Today even intelligent people do not know the meaning behind different caste duties. "How can the work done by one man be according to dharma and meritorious while the same done by another is contrary to dharma and sinful?" they ask. In the olden days even unlettered people knew that it was a sin to adopt the vocation and duties of another jati because it was injurious to society. They worked together during temple festivals and in carrying out public duties but in matters like food and so on they did not mix together since such mixing, they knew, was harmful to their traditional vocations. The mingling of castes, they realised, would damage the system of vocations, the system that was devised for the good of all society. For thousands of years all castes have lived according to this system, finding happiness and fulfilment in it. If they had not found such happiness and fulfilment, they would have surely rebelled against the system.
After the inception of British rule, Brahmins lost their royal grants of land but got jobs in the government.

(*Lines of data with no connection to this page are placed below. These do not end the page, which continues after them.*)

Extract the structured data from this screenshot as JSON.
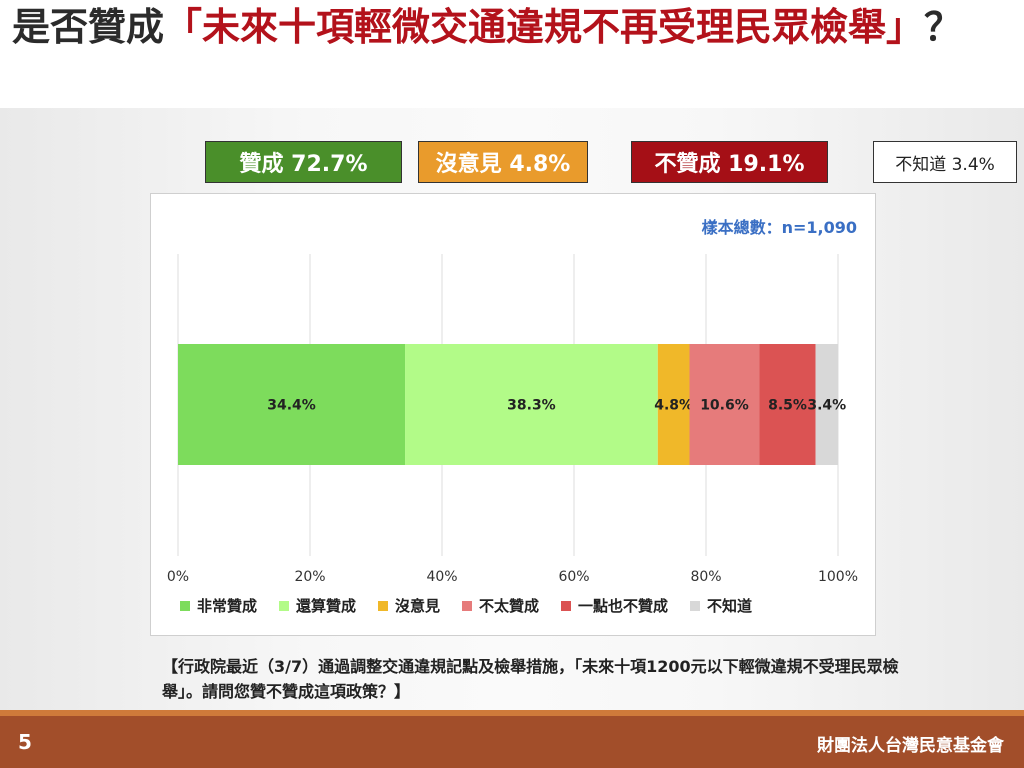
{
  "header": {
    "title_prefix": "是否贊成",
    "title_highlight": "「未來十項輕微交通違規不再受理民眾檢舉」",
    "title_suffix": "？"
  },
  "summary": [
    {
      "label": "贊成 72.7%",
      "color": "#4a8f2a"
    },
    {
      "label": "沒意見 4.8%",
      "color": "#e99b2c"
    },
    {
      "label": "不贊成 19.1%",
      "color": "#a50f16"
    },
    {
      "label": "不知道 3.4%",
      "color": "#ffffff"
    }
  ],
  "sample_size": "樣本總數：n=1,090",
  "chart_data": {
    "type": "bar",
    "orientation": "horizontal",
    "stacked": true,
    "categories": [
      ""
    ],
    "series": [
      {
        "name": "非常贊成",
        "values": [
          34.4
        ],
        "label": "34.4%",
        "color": "#7ddc5c"
      },
      {
        "name": "還算贊成",
        "values": [
          38.3
        ],
        "label": "38.3%",
        "color": "#b2fb88"
      },
      {
        "name": "沒意見",
        "values": [
          4.8
        ],
        "label": "4.8%",
        "color": "#f0b829"
      },
      {
        "name": "不太贊成",
        "values": [
          10.6
        ],
        "label": "10.6%",
        "color": "#e67b7b"
      },
      {
        "name": "一點也不贊成",
        "values": [
          8.5
        ],
        "label": "8.5%",
        "color": "#db5353"
      },
      {
        "name": "不知道",
        "values": [
          3.4
        ],
        "label": "3.4%",
        "color": "#d8d8d8"
      }
    ],
    "xlim": [
      0,
      100
    ],
    "xticks": [
      "0%",
      "20%",
      "40%",
      "60%",
      "80%",
      "100%"
    ],
    "grid": true,
    "legend": "bottom"
  },
  "question": "【行政院最近（3/7）通過調整交通違規記點及檢舉措施，「未來十項1200元以下輕微違規不受理民眾檢舉」。請問您贊不贊成這項政策？】",
  "footer": {
    "page": "5",
    "org": "財團法人台灣民意基金會"
  }
}
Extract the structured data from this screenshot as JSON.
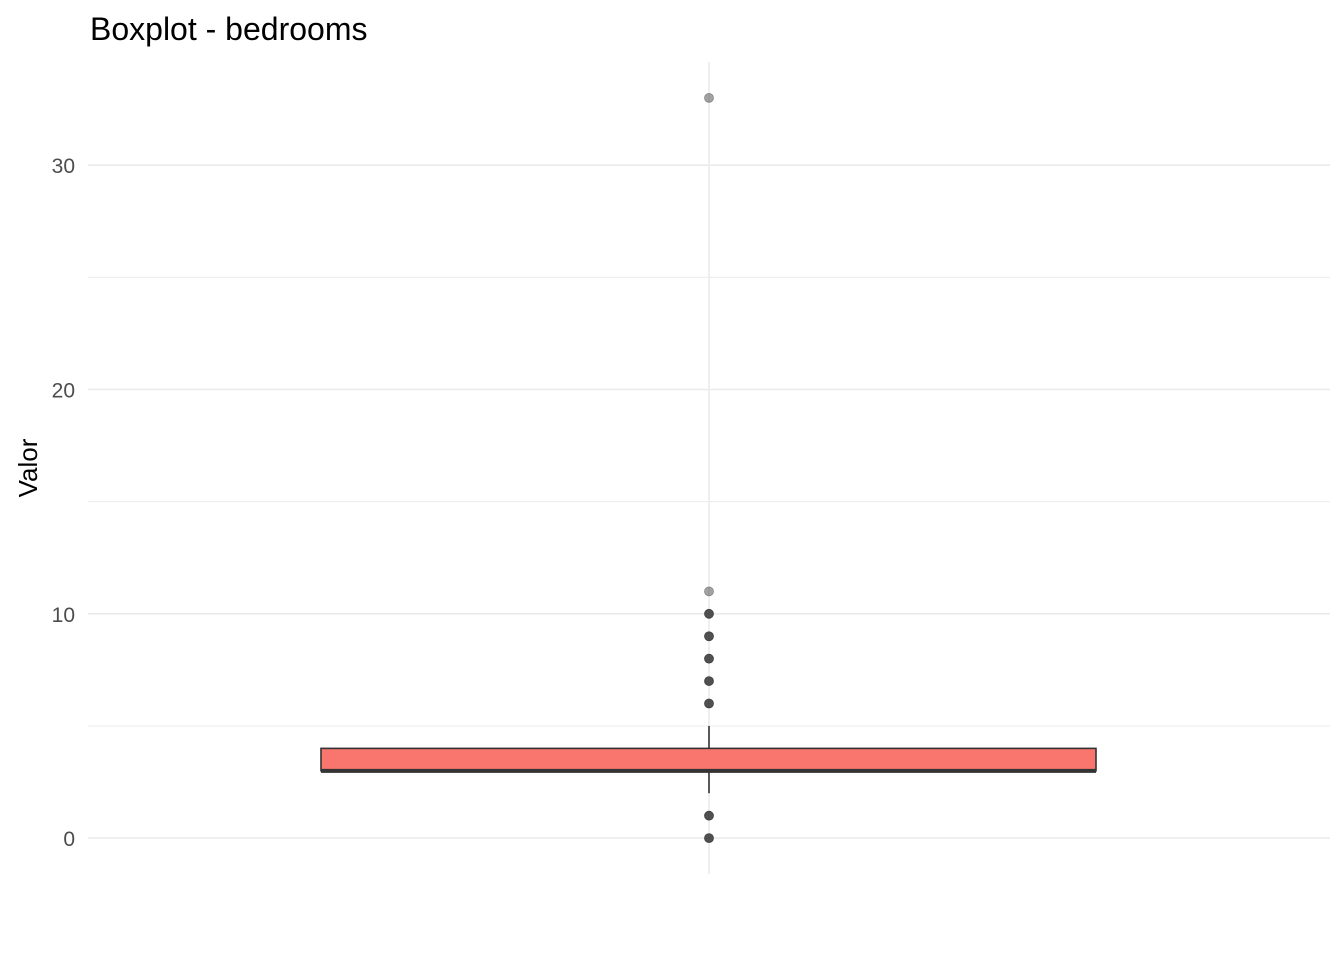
{
  "chart_data": {
    "type": "boxplot",
    "title": "Boxplot - bedrooms",
    "xlabel": "",
    "ylabel": "Valor",
    "ylim": [
      -1.6,
      34.6
    ],
    "yticks": [
      0,
      10,
      20,
      30
    ],
    "ytick_labels": [
      "0",
      "10",
      "20",
      "30"
    ],
    "grid": true,
    "legend": "none",
    "box": {
      "q1": 3,
      "median": 3,
      "q3": 4,
      "whisker_low": 2,
      "whisker_high": 5
    },
    "outliers": [
      {
        "value": 0,
        "opacity": 0.85
      },
      {
        "value": 1,
        "opacity": 0.85
      },
      {
        "value": 6,
        "opacity": 0.85
      },
      {
        "value": 7,
        "opacity": 0.85
      },
      {
        "value": 8,
        "opacity": 0.85
      },
      {
        "value": 9,
        "opacity": 0.85
      },
      {
        "value": 10,
        "opacity": 0.85
      },
      {
        "value": 11,
        "opacity": 0.45
      },
      {
        "value": 33,
        "opacity": 0.45
      }
    ],
    "colors": {
      "box_fill": "#F8766D",
      "box_stroke": "#333333",
      "point": "#333333",
      "grid": "#ebebeb"
    }
  }
}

With the introduction of machines and increased urbanisation, the handicrafts were destroyed and village life received a setback. While other communities found it difficult to get jobs, Brahmins were able to earn their upkeep without any physical exertion. This shook the very foundations of the system of four varnas and the British now used the opportunity to introduce new principle of egalitarianism and the race theory. People lost their faith in the sastras and with it there was a change in the outlook. If by the grace of Isvara, the old system is restored, the work done by every individual - from the Brahmin to the Pancama - will bring inward purity to all. Besides there will the realisation that each, according to his hereditary occupation, will contribute to the general welfare of the mankind. If we pause to reflect on the subject, we will feel proud of varna dharma instead of feeling ashamed of it-and we will also develop a deep respect for those who created it.